Peter ‘Cash for Access’ Cruddas is a case in point. In many ways, he is an exemplary Johnson appointment. He is a Brexit supporter, a Tory donor and clearly has a flexible idea of adherence to the law. In 2012, the Sunday Times alleged that he had offered access to David Cameron and George Osborne, in exchange for cash donations of up to £250,000. Cruddas sued the newspaper but in 2015, the central allegation was upheld by an appeals court.
Last week, Cruddas was elevated to the House of Lords despite the fact that the House itself does not want him and specifically recommended that he not be appointed. Johnson ignored the recommendation and appointed him anyway.

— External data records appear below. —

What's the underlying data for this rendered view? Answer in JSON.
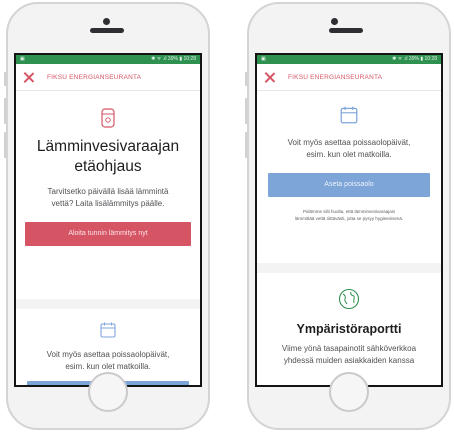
{
  "status_bar": {
    "left_icon": "photo-icon",
    "right_text": "✱ ᯤ .ıl 39% ▮ 10:28"
  },
  "left_screen": {
    "app_title": "FIKSU ENERGIANSEURANTA",
    "heating_card": {
      "icon": "water-heater-icon",
      "title_line1": "Lämminvesivaraajan",
      "title_line2": "etäohjaus",
      "text_line1": "Tarvitsetko päivällä lisää lämmintä",
      "text_line2": "vettä? Laita lisälämmitys päälle.",
      "button_label": "Aloita tunnin lämmitys nyt"
    },
    "absence_card": {
      "icon": "calendar-icon",
      "text_line1": "Voit myös asettaa poissaolopäivät,",
      "text_line2": "esim. kun olet matkoilla."
    }
  },
  "right_screen": {
    "app_title": "FIKSU ENERGIANSEURANTA",
    "absence_card": {
      "icon": "calendar-icon",
      "text_line1": "Voit myös asettaa poissaolopäivät,",
      "text_line2": "esim. kun olet matkoilla.",
      "button_label": "Aseta poissaolo",
      "note_line1": "Pidämme silti huolta, että lämminvesivaraajasi",
      "note_line2": "lämmittää vettä riittävästi, jotta se pysyy hygieenisenä."
    },
    "report_card": {
      "icon": "globe-icon",
      "title": "Ympäristöraportti",
      "text_line1": "Viime yönä tasapainotit sähköverkkoa",
      "text_line2": "yhdessä muiden asiakkaiden kanssa"
    }
  },
  "colors": {
    "accent_red": "#d65565",
    "accent_blue": "#7da5d8",
    "status_green": "#2e9150"
  }
}
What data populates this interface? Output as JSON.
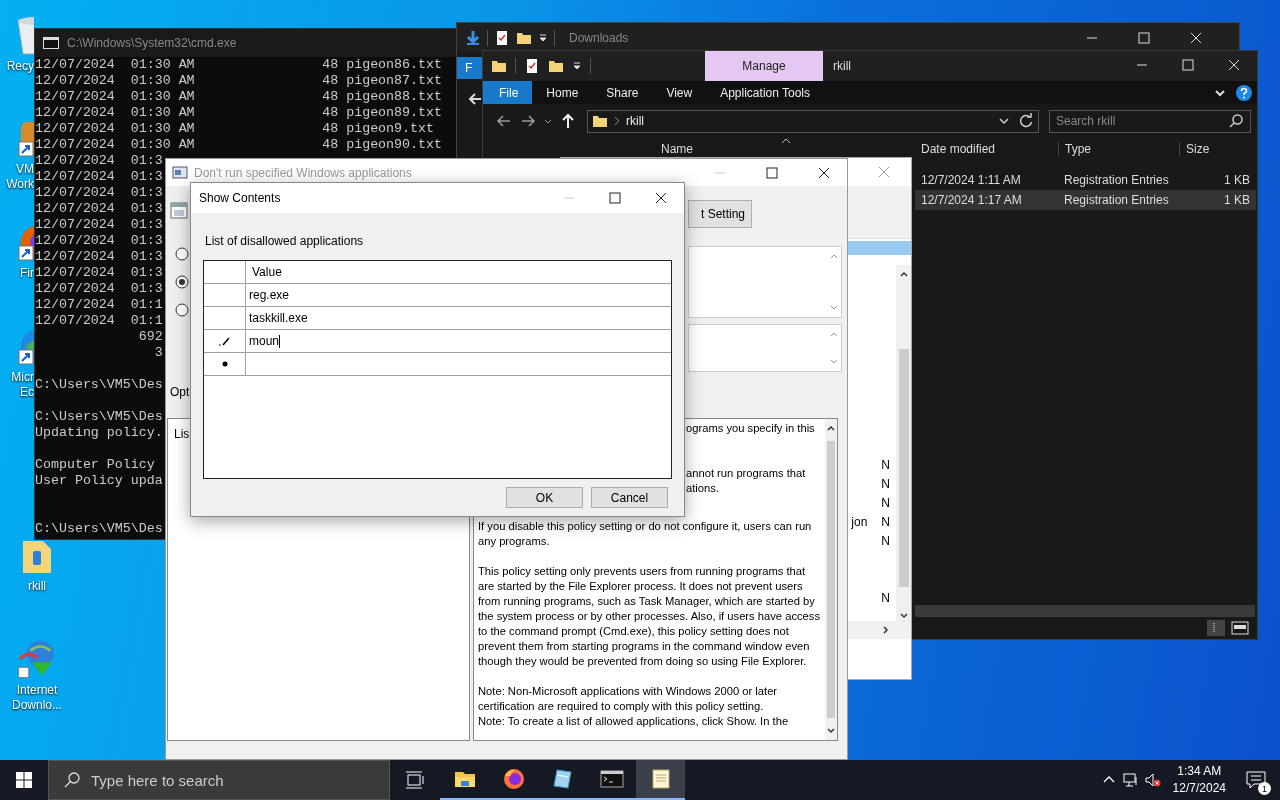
{
  "desktop": {
    "icons": [
      {
        "kind": "recycle-bin",
        "label": "Recy"
      },
      {
        "kind": "app-shortcut",
        "label": "VM Work"
      },
      {
        "kind": "firefox",
        "label": "Fir"
      },
      {
        "kind": "edge",
        "label": "Micr Ec"
      },
      {
        "kind": "folder",
        "label": "rkill"
      },
      {
        "kind": "download-manager",
        "label": "Internet Downlo..."
      }
    ]
  },
  "cmd": {
    "title": "C:\\Windows\\System32\\cmd.exe",
    "lines": [
      {
        "kind": "text",
        "text": "12/07/2024  01:30 AM                48 pigeon86.txt"
      },
      {
        "kind": "text",
        "text": "12/07/2024  01:30 AM                48 pigeon87.txt"
      },
      {
        "kind": "text",
        "text": "12/07/2024  01:30 AM                48 pigeon88.txt"
      },
      {
        "kind": "text",
        "text": "12/07/2024  01:30 AM                48 pigeon89.txt"
      },
      {
        "kind": "text",
        "text": "12/07/2024  01:30 AM                48 pigeon9.txt"
      },
      {
        "kind": "text",
        "text": "12/07/2024  01:30 AM                48 pigeon90.txt"
      },
      {
        "kind": "text",
        "text": "12/07/2024  01:3"
      },
      {
        "kind": "text",
        "text": "12/07/2024  01:3"
      },
      {
        "kind": "text",
        "text": "12/07/2024  01:3"
      },
      {
        "kind": "text",
        "text": "12/07/2024  01:3"
      },
      {
        "kind": "text",
        "text": "12/07/2024  01:3"
      },
      {
        "kind": "text",
        "text": "12/07/2024  01:3"
      },
      {
        "kind": "text",
        "text": "12/07/2024  01:3"
      },
      {
        "kind": "text",
        "text": "12/07/2024  01:3"
      },
      {
        "kind": "text",
        "text": "12/07/2024  01:3"
      },
      {
        "kind": "text",
        "text": "12/07/2024  01:1"
      },
      {
        "kind": "text",
        "text": "12/07/2024  01:1"
      },
      {
        "kind": "text",
        "text": "             692"
      },
      {
        "kind": "text",
        "text": "               3"
      },
      {
        "kind": "blank"
      },
      {
        "kind": "text",
        "text": "C:\\Users\\VM5\\Des"
      },
      {
        "kind": "blank"
      },
      {
        "kind": "text",
        "text": "C:\\Users\\VM5\\Des"
      },
      {
        "kind": "text",
        "text": "Updating policy."
      },
      {
        "kind": "blank"
      },
      {
        "kind": "text",
        "text": "Computer Policy"
      },
      {
        "kind": "text",
        "text": "User Policy upda"
      },
      {
        "kind": "blank"
      },
      {
        "kind": "blank"
      },
      {
        "kind": "text",
        "text": "C:\\Users\\VM5\\Des"
      }
    ]
  },
  "downloads_window": {
    "title": "Downloads",
    "ribbon_tab": "F"
  },
  "explorer": {
    "title": "rkill",
    "context_tab": "Manage",
    "ribbon_tabs": [
      {
        "label": "File",
        "kind": "file-menu"
      },
      {
        "label": "Home",
        "kind": "tab"
      },
      {
        "label": "Share",
        "kind": "tab"
      },
      {
        "label": "View",
        "kind": "tab"
      },
      {
        "label": "Application Tools",
        "kind": "tab"
      }
    ],
    "path": "rkill",
    "search_placeholder": "Search rkill",
    "columns": [
      "Name",
      "Date modified",
      "Type",
      "Size"
    ],
    "rows": [
      {
        "date": "12/7/2024 1:11 AM",
        "type": "Registration Entries",
        "size": "1 KB",
        "selected": false
      },
      {
        "date": "12/7/2024 1:17 AM",
        "type": "Registration Entries",
        "size": "1 KB",
        "selected": true
      }
    ]
  },
  "policy_editor": {
    "rows": [
      {
        "state": "N"
      },
      {
        "state": "N"
      },
      {
        "state": "N"
      },
      {
        "name": "jon",
        "state": "N"
      },
      {
        "state": "N"
      },
      {},
      {},
      {
        "state": "N"
      }
    ]
  },
  "policy_dialog": {
    "title": "Don't run specified Windows applications",
    "next_button": "t Setting",
    "radios": [
      {
        "selected": false
      },
      {
        "selected": true
      },
      {
        "selected": false
      }
    ],
    "options_label": "Opt",
    "options_text": "Lis",
    "help_partial": [
      {
        "kind": "text",
        "text": "ograms you specify in this"
      },
      {
        "kind": "blank"
      },
      {
        "kind": "blank"
      },
      {
        "kind": "text",
        "text": "annot run programs that"
      },
      {
        "kind": "text",
        "text": "ations."
      }
    ],
    "help": [
      "If you disable this policy setting or do not configure it, users can run any programs.",
      "This policy setting only prevents users from running programs that are started by the File Explorer process. It does not prevent users from running programs, such as Task Manager, which are started by the system process or by other processes.  Also, if users have access to the command prompt (Cmd.exe), this policy setting does not prevent them from starting programs in the command window even though they would be prevented from doing so using File Explorer.",
      "Note: Non-Microsoft applications with Windows 2000 or later certification are required to comply with this policy setting.\nNote: To create a list of allowed applications, click Show.  In the"
    ]
  },
  "show_contents": {
    "title": "Show Contents",
    "label": "List of disallowed applications",
    "column": "Value",
    "rows": [
      {
        "kind": "value",
        "value": "reg.exe"
      },
      {
        "kind": "value",
        "value": "taskkill.exe"
      },
      {
        "kind": "editing",
        "value": "moun"
      },
      {
        "kind": "new"
      }
    ],
    "buttons": [
      "OK",
      "Cancel"
    ]
  },
  "taskbar": {
    "search_placeholder": "Type here to search",
    "apps": [
      {
        "kind": "file-explorer",
        "running": true,
        "active": false
      },
      {
        "kind": "firefox",
        "running": true,
        "active": false
      },
      {
        "kind": "notebook",
        "running": true,
        "active": false
      },
      {
        "kind": "terminal",
        "running": true,
        "active": false
      },
      {
        "kind": "notepad",
        "running": true,
        "active": true
      }
    ],
    "time": "1:34 AM",
    "date": "12/7/2024",
    "notification_count": "1"
  }
}
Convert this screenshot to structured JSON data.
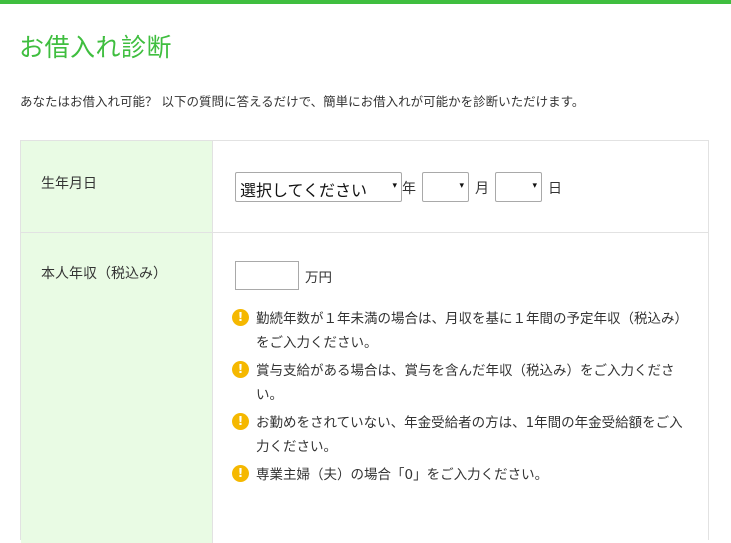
{
  "page": {
    "title": "お借入れ診断",
    "intro": "あなたはお借入れ可能？ 以下の質問に答えるだけで、簡単にお借入れが可能かを診断いただけます。"
  },
  "form": {
    "birthdate": {
      "label": "生年月日",
      "year_select": "選択してください",
      "year_unit": "年",
      "month_select": "",
      "month_unit": "月",
      "day_select": "",
      "day_unit": "日"
    },
    "income": {
      "label": "本人年収（税込み）",
      "value": "",
      "unit": "万円",
      "notes": [
        "勤続年数が１年未満の場合は、月収を基に１年間の予定年収（税込み）をご入力ください。",
        "賞与支給がある場合は、賞与を含んだ年収（税込み）をご入力ください。",
        "お勤めをされていない、年金受給者の方は、1年間の年金受給額をご入力ください。",
        "専業主婦（夫）の場合「0」をご入力ください。"
      ]
    }
  },
  "icons": {
    "caret": "▾",
    "warning": "!"
  },
  "colors": {
    "accent": "#3fbe3f",
    "label_bg": "#e9fbe4",
    "warning": "#f5b800"
  }
}
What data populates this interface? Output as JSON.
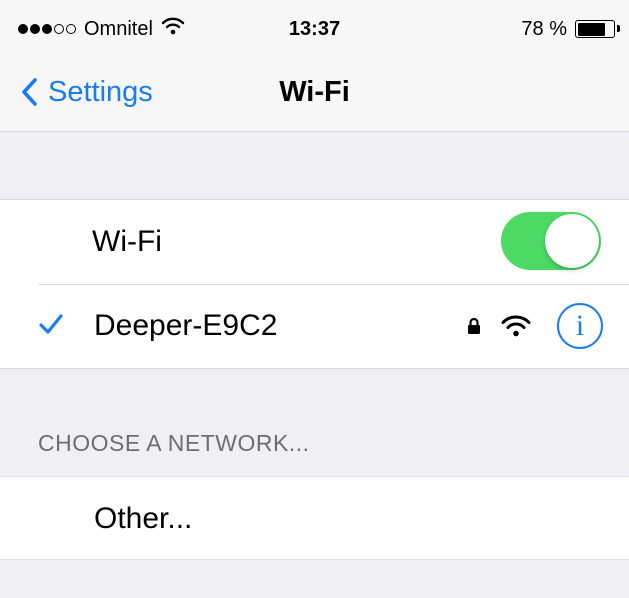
{
  "status_bar": {
    "signal_bars_filled": 3,
    "signal_bars_total": 5,
    "carrier": "Omnitel",
    "time": "13:37",
    "battery_percent": "78 %",
    "battery_level": 0.78
  },
  "nav": {
    "back_label": "Settings",
    "title": "Wi-Fi"
  },
  "wifi_toggle": {
    "label": "Wi-Fi",
    "on": true,
    "color": "#4cd964"
  },
  "connected_network": {
    "name": "Deeper-E9C2",
    "secured": true,
    "info_label": "i"
  },
  "choose_section": {
    "header": "CHOOSE A NETWORK..."
  },
  "other_row": {
    "label": "Other..."
  },
  "colors": {
    "accent": "#1a7cf2",
    "toggle_on": "#4cd964",
    "background": "#efeff4"
  }
}
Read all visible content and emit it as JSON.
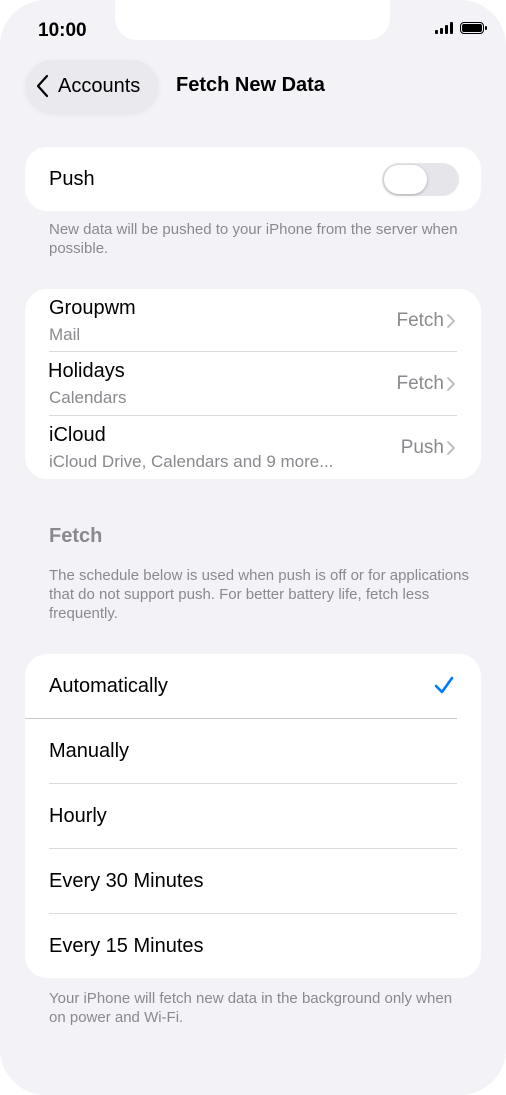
{
  "status_bar": {
    "time": "10:00"
  },
  "nav": {
    "back_label": "Accounts",
    "title": "Fetch New Data"
  },
  "push": {
    "label": "Push",
    "enabled": false,
    "note": "New data will be pushed to your iPhone from the server when possible."
  },
  "accounts": [
    {
      "name": "Groupwm",
      "detail": "Mail",
      "value": "Fetch"
    },
    {
      "name": "Holidays",
      "detail": "Calendars",
      "value": "Fetch"
    },
    {
      "name": "iCloud",
      "detail": "iCloud Drive, Calendars and 9 more...",
      "value": "Push"
    }
  ],
  "fetch": {
    "title": "Fetch",
    "note": "The schedule below is used when push is off or for applications that do not support push. For better battery life, fetch less frequently.",
    "options": [
      "Automatically",
      "Manually",
      "Hourly",
      "Every 30 Minutes",
      "Every 15 Minutes"
    ],
    "selected": "Automatically",
    "footer": "Your iPhone will fetch new data in the background only when on power and Wi-Fi."
  },
  "colors": {
    "accent": "#007aff",
    "background": "#f2f2f7",
    "secondary_text": "#8a8a8e"
  }
}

The prime minister may be rewarding his new peers for their loyalty. His chumocracy is rampant, whether the chums are failing to sort out test and trace or clinging on to their jobs despite trashing the ministerial code.
But he may have another, more self-interested motive. The House of Lords has provided a number of checks to the power of his executive – the ping pong of the Internal Market Bill providing a recent example. It does not require enormous mental effort to suspect that Johnson is stuffing the upper chamber with those who can be relied upon to vote in whichever way he asks. In other words, this is another strand in the net of the power grab he is trying to cast over parliament.
It is telling that this government appears to feel that its policies alone are not going to win votes. We can only wish in vain that Johnson and his cronies would give the same priority to fighting the pandemic or sorting out Universal Credit as they do to wizard new wheezes to keep themselves in power forever.